Мне игрища твои уже не по плечу –

я вмерзла в толщу льда и там окаменела.

Мне снится, будто я в апреле, я лечу

не птицей, не лягушкой, – веточкой омелы…

Как с торгашами я устала воевать!

Где нету духа, там – ни родины, ни сына.

Возможно, ты отец, но родина – не мать,

не мачеха, а так, невнятная чужбина.

Докембрий декабря, я так его леплю,

единственного, так, как хоровод снежинок

холодный лепит снег, и я его люблю,

спасая от беды, страхуя от ошибок.

 

* * *

 

На перекрестье света окон двух –

загадочнее всех церковных таинств –

в который раз я укрепляю дух,

вернее, укрепить его пытаюсь.

Как мне спастись от юношеских дум,

куда мне от экземы этой деться?

Не облегчают душу и недуг

ни детства косолапого соседство,

ни луга буколический пейзаж

вдоль берега, к которому не сплавать

от берега, на коем только пляж

(на кой он мне, безродной и бесславной?),

ни сада плодоносная пора,

его открыто дышащие поры,

и ни дождя весёлый тарарам,

подхваченный зелёным косогором

с неистовством и жадностью двух тел,

дорвавшихся до ласки – наконец-то,

ни гром, который важно продудел

музыкою классической, немецкой.

Под перестрелкой молний в окнах двух,

как под огнём родительских проклятий,

мне б выстоять! Надежда, боль, испуг

сцепились так во мне, что не разъять их.

 

* * *

 

Как старый друг тебе

позолотил пилюлю –

в осенней полутьме

вдруг вспыхнуло июлем.

Свет долго созревал

и тёплый, жёлтый, чистый,

из серых туч упал,

как хлебный сноп лучистый.

Поверилось, что – вот,

и жизнь пойдёт сначала.

Судьба моя, как плот,

куда-нибудь причалит.

И после всех крутых

кружений по стремнине –

земная твердь, цветы,

и смерти нет в помине.

 

Всё-таки жизнь

 

Когда б вы знали, из какого сора…

А. Ахматова

 

…терпенья терапия. Крен ремонта.

Электросети местной слабый свет.

Настойка валерианы, и в Торонто,

поскольку визы нет, не купленный билет.

Мне некого любить. Любовь – литература,

а жизнь – она есть быт, и грязи с пылью микст.

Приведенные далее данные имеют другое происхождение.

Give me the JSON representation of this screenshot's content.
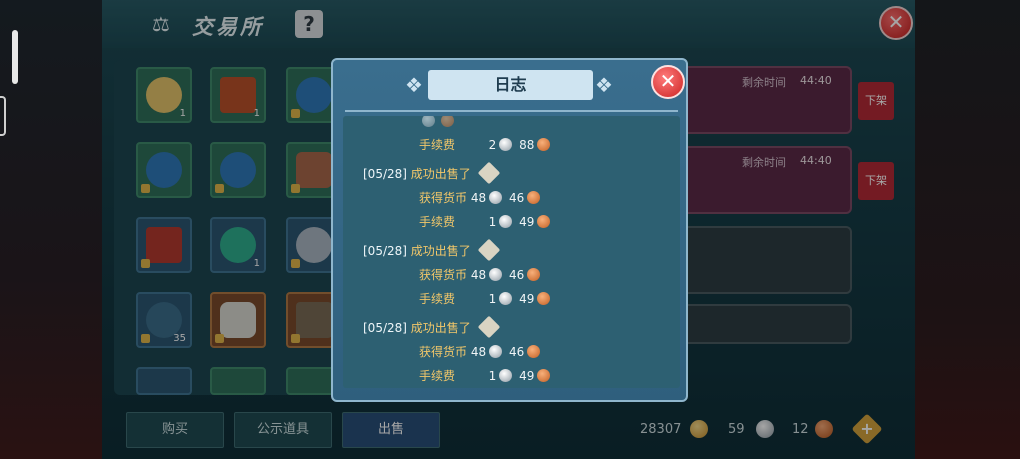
{
  "header": {
    "title": "交易所",
    "help": "?",
    "close": "✕"
  },
  "inventory": {
    "slots": [
      {
        "count": "1"
      },
      {
        "count": "1"
      },
      {
        "count": ""
      },
      {
        "count": ""
      },
      {
        "count": ""
      },
      {
        "count": ""
      },
      {
        "count": ""
      },
      {
        "count": "1"
      },
      {
        "count": ""
      },
      {
        "count": "35"
      },
      {
        "count": ""
      },
      {
        "count": ""
      }
    ]
  },
  "listings": [
    {
      "label": "剩余时间",
      "time": "44:40",
      "delist": "下架"
    },
    {
      "label": "剩余时间",
      "time": "44:40",
      "delist": "下架"
    }
  ],
  "tabs": [
    "购买",
    "公示道具",
    "出售"
  ],
  "currency": {
    "gold": "28307",
    "silver": "59",
    "copper": "12"
  },
  "log": {
    "title": "日志",
    "entries": [
      {
        "fee_label": "手续费",
        "fee_silver": "2",
        "fee_copper": "88"
      },
      {
        "date": "[05/28]",
        "sold_label": "成功出售了",
        "earn_label": "获得货币",
        "earn_silver": "48",
        "earn_copper": "46",
        "fee_label": "手续费",
        "fee_silver": "1",
        "fee_copper": "49"
      },
      {
        "date": "[05/28]",
        "sold_label": "成功出售了",
        "earn_label": "获得货币",
        "earn_silver": "48",
        "earn_copper": "46",
        "fee_label": "手续费",
        "fee_silver": "1",
        "fee_copper": "49"
      },
      {
        "date": "[05/28]",
        "sold_label": "成功出售了",
        "earn_label": "获得货币",
        "earn_silver": "48",
        "earn_copper": "46",
        "fee_label": "手续费",
        "fee_silver": "1",
        "fee_copper": "49"
      }
    ],
    "close": "✕"
  },
  "colors": {
    "accent_gold": "#f2c76a",
    "item_green": "#2fd14b",
    "close_red": "#cc2323"
  }
}
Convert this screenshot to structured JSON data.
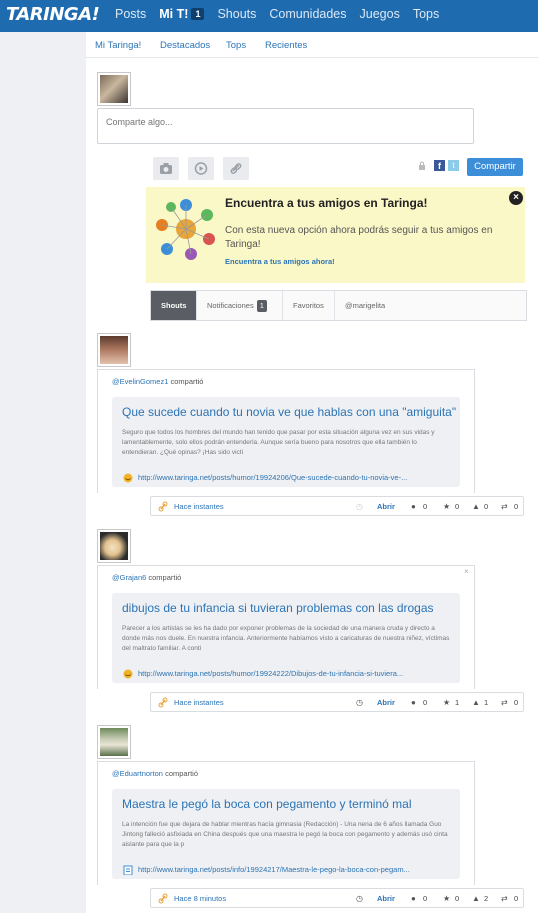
{
  "brand": {
    "logo": "TARINGA!",
    "accent": "#1f6bb0",
    "link": "#2c74b5"
  },
  "nav": [
    {
      "label": "Posts"
    },
    {
      "label": "Mi T!",
      "badge": "1",
      "active": true
    },
    {
      "label": "Shouts"
    },
    {
      "label": "Comunidades"
    },
    {
      "label": "Juegos"
    },
    {
      "label": "Tops"
    }
  ],
  "subnav": [
    "Mi Taringa!",
    "Destacados",
    "Tops",
    "Recientes"
  ],
  "composer": {
    "placeholder": "Comparte algo...",
    "share_label": "Compartir",
    "tools": [
      "camera-icon",
      "play-icon",
      "link-icon"
    ]
  },
  "promo": {
    "title": "Encuentra a tus amigos en Taringa!",
    "body": "Con esta nueva opción ahora podrás seguir a tus amigos en Taringa!",
    "link": "Encuentra a tus amigos ahora!"
  },
  "tabs": [
    {
      "label": "Shouts",
      "active": true
    },
    {
      "label": "Notificaciones",
      "badge": "1"
    },
    {
      "label": "Favoritos"
    },
    {
      "label": "@marigelita"
    }
  ],
  "posts": [
    {
      "author": "@EvelinGomez1",
      "action": " compartió",
      "title": "Que sucede cuando tu novia ve que hablas con una \"amiguita\"",
      "desc": "Seguro que todos los hombres del mundo han tenido que pasar por esta situación alguna vez en sus vidas y lamentablemente, solo ellos podrán entenderla. Aunque sería bueno para nosotros que ella también lo entendieran. ¿Qué opinas? ¡Has sido victi",
      "url": "http://www.taringa.net/posts/humor/19924206/Que-sucede-cuando-tu-novia-ve-...",
      "time": "Hace instantes",
      "open": "Abrir",
      "comments": "0",
      "favs": "0",
      "points": "0",
      "shares": "0"
    },
    {
      "author": "@Grajan6",
      "action": " compartió",
      "title": "dibujos de tu infancia si tuvieran problemas con las drogas",
      "desc": "Parecer a los artistas se les ha dado por exponer problemas de la sociedad de una manera cruda y directo a donde más nos duele. En nuestra infancia. Anteriormente habíamos visto a caricaturas de nuestra niñez, víctimas del maltrato familiar. A conti",
      "url": "http://www.taringa.net/posts/humor/19924222/Dibujos-de-tu-infancia-si-tuviera...",
      "time": "Hace instantes",
      "open": "Abrir",
      "comments": "0",
      "favs": "1",
      "points": "1",
      "shares": "0"
    },
    {
      "author": "@Eduartnorton",
      "action": " compartió",
      "title": "Maestra le pegó la boca con pegamento y terminó mal",
      "desc": "La intención fue que dejara de hablar mientras hacía gimnasia (Redacción) - Una nena de 6 años llamada Guo Jintong falleció asfixiada en China después que una maestra le pegó la boca con pegamento y además usó cinta aislante para que la p",
      "url": "http://www.taringa.net/posts/info/19924217/Maestra-le-pego-la-boca-con-pegam...",
      "time": "Hace 8 minutos",
      "open": "Abrir",
      "comments": "0",
      "favs": "0",
      "points": "2",
      "shares": "0"
    }
  ]
}
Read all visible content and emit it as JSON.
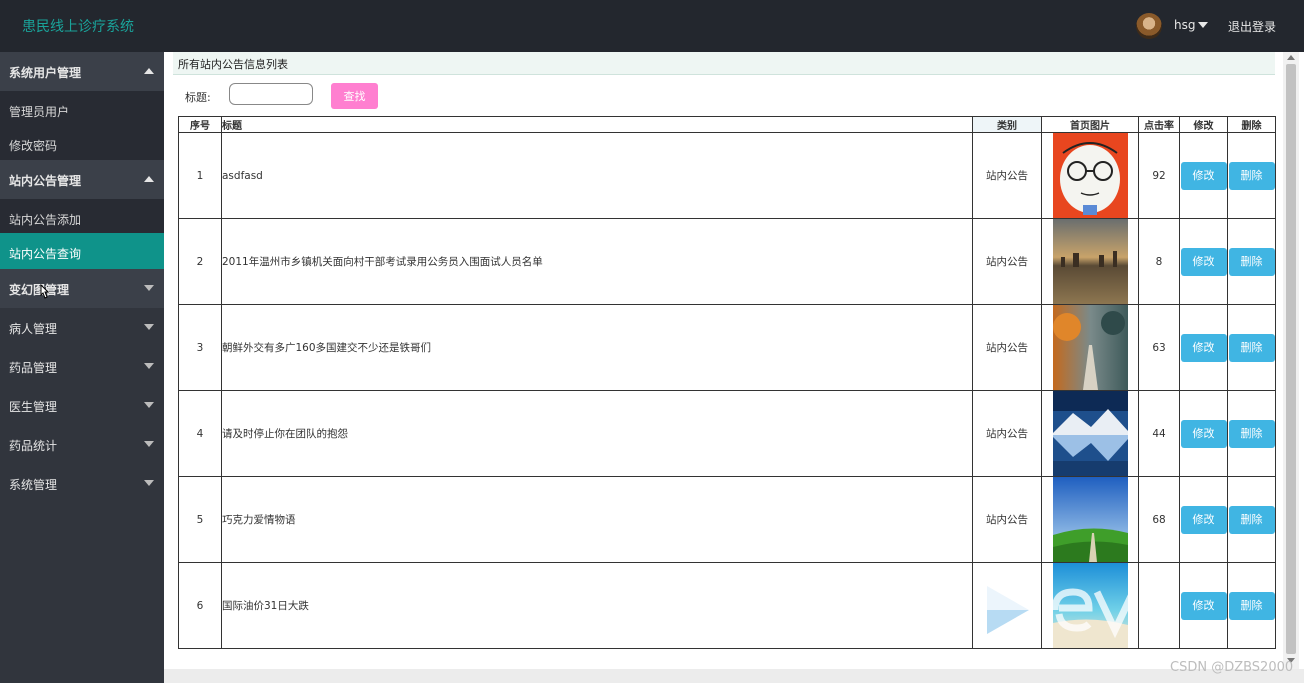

Мне некуда спешить, ямщик, напейся сдуру,

и лошади твои, и сам ты – только текст.

Зелёной вазы крик неслышный, красным розам

в цвет красный стул, июльской полумглой

отполированный. В тяжёлых летних грозах

забрезжил выход, мне подсказанный метлой.

К чему любить? Ведь сколько ни старайся

по-человечьи жить, убьют, а не дадут.

Мети метла, лети, перо. Смиряйся

с осколками часов, с песчинками минут.

А всё-таки есть жизнь в последствиях ремонта,

коль, мимикрируя под разный пёстрый хлам,

под высохший цветок, под сумрак заоконный

являются стихи, пусть с горем пополам.

 

* * *

 

Когда кошачьи страсти пищевод

сжимают цепкой лапкой – мама миа!

Гурман, вдруг призадумавшись, и тот –

оставит на столе лангусты с пивом.

Когда миндаль в Крыму давно цветёт,

а здесь, в Москве едва набухли почки,

по вечерам родителей гнетёт

воспоминанье о проделках дочки –

я отрекаюсь от любви к тебе!

Я отошла, я попросту забыла

зудящий зной. Как море в ноябре,

к романам и изменам я остыла.

Не то, чтоб твоя холодность была

виной тому и твой отказ от встречи –

а просто жизнь безвыходна и зла.

Не то что бьёт, но – придушила крепче.

 

Ворона

 

Какие острые, железные

края у крыш…

Ну что ты каркаешь так бешено? –

ворона? Кыш!

Эдгарова зараза, классика,

английский сплин

встал агрессивной серой массою

у наших спин.

Не оглянуться б! Не оглядываться:

посмотришь – съест.

И никуда уже не спрятаться

от общих мест.

От понедельников, от праздности,

от снов пустых,

тяжёлых, липких слов за пазухой,

что бьют под дых!

…и слишком нежное, поранилось

 о крыш края

 беспомощное небо. Рваная

 рана-заря

 горьмя горит,

лишившись, мается,

каких корпускл?

Наверное, так полагается –

за взлётом – спуск.

Ворона в клюве всё ворочает,

картавя, «эр».

А мы дождёмся, знай, пророчица,

прекрасных эр!

А это всё погода, матушка.

Лети-ка прочь!

Коси за горизонтом радужкой

с отливом в ночь…

 

Нидерландский пейзаж

 

Пейзаж, как на картинах нидерландских художников:

справа и слева – чёрные силуэты деревьев.

Мальчики и девочки катаются на коньках.

Бледно-голубое небо.

И так спокойно.

Я не вписываюсь в пейзаж,

потому что думаю о смерти.

Хорошо бы умереть позже своих близких,

чтобы они не плакали и не глотали нитроглицерин.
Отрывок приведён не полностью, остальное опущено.